ObjectiveTo investigate whether the number of lymph nodes obtained during lymphadenectomy affects the survival of patients with intermediate- or high-risk endometrioid-type endometrial cancer. MethodsA total of 476 patients who were diagnosed with FIGO stage IB to IIIC2 endometrioid adenocarcinoma through surgical staging, including hysterectomy and pelvic lymphadenectomy with or without paraaortic lymphadenectomy between 2000 and 2013 were retrospectively enrolled from four tertiary centers in Korea. Sentinel lymph node mapping was not performed in any patient. The number of nodes obtained and positive nodes, was extracted from pathologic report. ResultsParaaortic lymphadenectomy was performed in 298 (62.6%) patients and 164 (34.4%) had stage IIIC disease. The isolated paraaortic lymph node metastasis rate decreased as the number of pelvic nodes obtained increased.

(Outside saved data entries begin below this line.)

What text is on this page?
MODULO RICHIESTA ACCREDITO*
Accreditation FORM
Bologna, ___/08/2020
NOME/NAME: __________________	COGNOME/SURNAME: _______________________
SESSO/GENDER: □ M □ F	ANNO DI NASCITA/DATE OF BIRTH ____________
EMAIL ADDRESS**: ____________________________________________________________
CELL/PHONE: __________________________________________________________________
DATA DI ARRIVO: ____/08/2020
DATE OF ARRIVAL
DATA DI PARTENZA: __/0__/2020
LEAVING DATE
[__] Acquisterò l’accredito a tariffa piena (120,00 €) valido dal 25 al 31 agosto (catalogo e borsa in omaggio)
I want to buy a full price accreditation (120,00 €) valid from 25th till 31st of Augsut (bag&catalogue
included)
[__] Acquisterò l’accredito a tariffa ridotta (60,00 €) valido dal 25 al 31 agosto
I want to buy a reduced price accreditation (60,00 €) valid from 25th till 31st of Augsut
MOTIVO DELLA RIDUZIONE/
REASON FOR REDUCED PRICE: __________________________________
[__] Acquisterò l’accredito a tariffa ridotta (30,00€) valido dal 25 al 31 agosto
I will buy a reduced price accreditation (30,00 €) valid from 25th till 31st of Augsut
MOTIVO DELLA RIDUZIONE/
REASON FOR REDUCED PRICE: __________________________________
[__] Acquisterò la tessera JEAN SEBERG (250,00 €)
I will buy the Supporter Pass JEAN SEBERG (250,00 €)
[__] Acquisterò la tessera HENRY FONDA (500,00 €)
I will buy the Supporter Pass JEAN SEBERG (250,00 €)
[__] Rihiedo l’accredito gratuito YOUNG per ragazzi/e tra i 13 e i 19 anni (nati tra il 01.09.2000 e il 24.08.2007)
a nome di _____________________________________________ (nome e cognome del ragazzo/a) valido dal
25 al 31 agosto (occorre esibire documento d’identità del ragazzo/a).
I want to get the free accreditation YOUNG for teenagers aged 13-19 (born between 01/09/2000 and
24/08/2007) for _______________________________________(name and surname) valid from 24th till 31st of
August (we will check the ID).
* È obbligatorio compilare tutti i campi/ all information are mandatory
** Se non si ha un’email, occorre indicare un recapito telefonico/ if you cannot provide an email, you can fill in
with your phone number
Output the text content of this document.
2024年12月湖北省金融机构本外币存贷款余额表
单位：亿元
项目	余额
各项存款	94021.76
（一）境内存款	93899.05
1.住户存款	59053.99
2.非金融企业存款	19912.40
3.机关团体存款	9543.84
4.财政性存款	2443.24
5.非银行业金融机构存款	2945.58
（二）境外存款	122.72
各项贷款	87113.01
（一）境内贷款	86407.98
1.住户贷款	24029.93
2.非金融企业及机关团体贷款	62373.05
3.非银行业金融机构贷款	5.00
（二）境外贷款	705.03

In the total study population, an increase of negative pelvic and paraaortic nodes was associated with improved recurrence-free survival (RFS) and overall survival (OS) independent of other prognostic factors. In the node-positive group, an increase of negative pelvic nodes was an independent prognostic factor for RFS [hazard ratio (HR), 0.946; 95% confidence interval (CI), 0.906–0.988] and OS [HR, 0.907; 95% CI, 0.849–0.968]. In stage IIIC2 patients, 14 or less negative pelvic nodes was associated with poor RFS and OS. ConclusionsRemoving as many pelvic nodes as possible is required to warrant accurate nodal staging and improve survival in patients with intermediate- or high-risk endometrial cancer. Sentinel lymph node mapping can be a resolution to minimize lymph node dissection without compromising staging accuracy.